Researchers observed 14.3% of patients in the placebo arm, 30.6% of patients in the PGBF 10 mg arm, 24% of patients in the PGBF 20 mg arm and 26.5% of patients in the PGBF 40 mg arm achieve the primary endpoint at week 24, though statistical significance was not reached (P = .134). While Loomba noted a lack of response across PGBF arms, patient dosed with PGBF experienced larger decreases in liver steatosis and liver stiffness compared with placebo. At week 48, a hepatic fat fraction reduction of greater than or equal to 30% occurred in 8.8%, 21.1%, 20% and 23.1% of patients, respectively, and a liver stiffness reduction of greater than or equal to 15% occurred in 30.3%, 41.2%, 28.6% and 41.2%.
Further evaluation of secondary endpoints yielded decreases in mean PRO-C3, alanine transaminase and aspartate transaminase concentrations as well as increased mean adiponectin concentration compared with placebo. Researchers noted no treatment-related serious adverse events overall.

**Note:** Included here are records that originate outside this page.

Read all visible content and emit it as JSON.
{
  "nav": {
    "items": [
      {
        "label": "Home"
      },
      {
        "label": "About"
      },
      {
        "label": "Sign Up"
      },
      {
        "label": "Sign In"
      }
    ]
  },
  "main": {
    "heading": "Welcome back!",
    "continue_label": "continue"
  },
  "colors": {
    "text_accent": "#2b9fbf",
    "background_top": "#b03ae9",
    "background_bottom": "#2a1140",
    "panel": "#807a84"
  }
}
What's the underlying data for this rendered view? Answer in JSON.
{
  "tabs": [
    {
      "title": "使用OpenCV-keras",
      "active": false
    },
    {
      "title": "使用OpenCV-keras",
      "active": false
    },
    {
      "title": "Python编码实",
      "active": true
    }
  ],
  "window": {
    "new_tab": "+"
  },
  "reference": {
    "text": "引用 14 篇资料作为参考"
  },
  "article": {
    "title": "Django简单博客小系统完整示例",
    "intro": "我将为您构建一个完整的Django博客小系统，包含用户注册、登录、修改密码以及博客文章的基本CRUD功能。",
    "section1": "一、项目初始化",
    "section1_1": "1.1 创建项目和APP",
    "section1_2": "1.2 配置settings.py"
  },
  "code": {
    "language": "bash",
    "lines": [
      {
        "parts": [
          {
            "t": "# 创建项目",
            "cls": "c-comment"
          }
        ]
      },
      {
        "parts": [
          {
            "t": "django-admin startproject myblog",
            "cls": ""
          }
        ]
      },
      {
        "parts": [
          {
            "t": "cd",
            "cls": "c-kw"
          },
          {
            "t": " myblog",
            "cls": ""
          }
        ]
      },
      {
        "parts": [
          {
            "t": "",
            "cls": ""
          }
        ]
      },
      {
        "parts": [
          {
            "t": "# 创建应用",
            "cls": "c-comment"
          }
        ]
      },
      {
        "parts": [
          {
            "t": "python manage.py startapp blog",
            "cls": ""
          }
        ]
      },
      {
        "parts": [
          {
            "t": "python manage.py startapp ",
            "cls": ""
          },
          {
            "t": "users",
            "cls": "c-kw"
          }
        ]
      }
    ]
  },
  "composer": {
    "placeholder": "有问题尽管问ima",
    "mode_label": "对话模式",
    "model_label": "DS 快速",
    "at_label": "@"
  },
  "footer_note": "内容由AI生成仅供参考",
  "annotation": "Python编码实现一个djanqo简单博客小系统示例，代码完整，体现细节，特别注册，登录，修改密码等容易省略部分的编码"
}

“Among patients with NASH and stage 3 liver fibrosis, PGBF treatment was safe, generally well tolerated, led to numerically high rates of fibrosis improvement without NASH worsening or NASH improvement without fibrosis worsening,” Loomba concluded. “There were improvements in some histologic as well as some noninvasive markers of steatosis, inflammation and fibrosis demonstrating pharmacologic activity of PGBF in this group of patients but these results were not statistically significant.”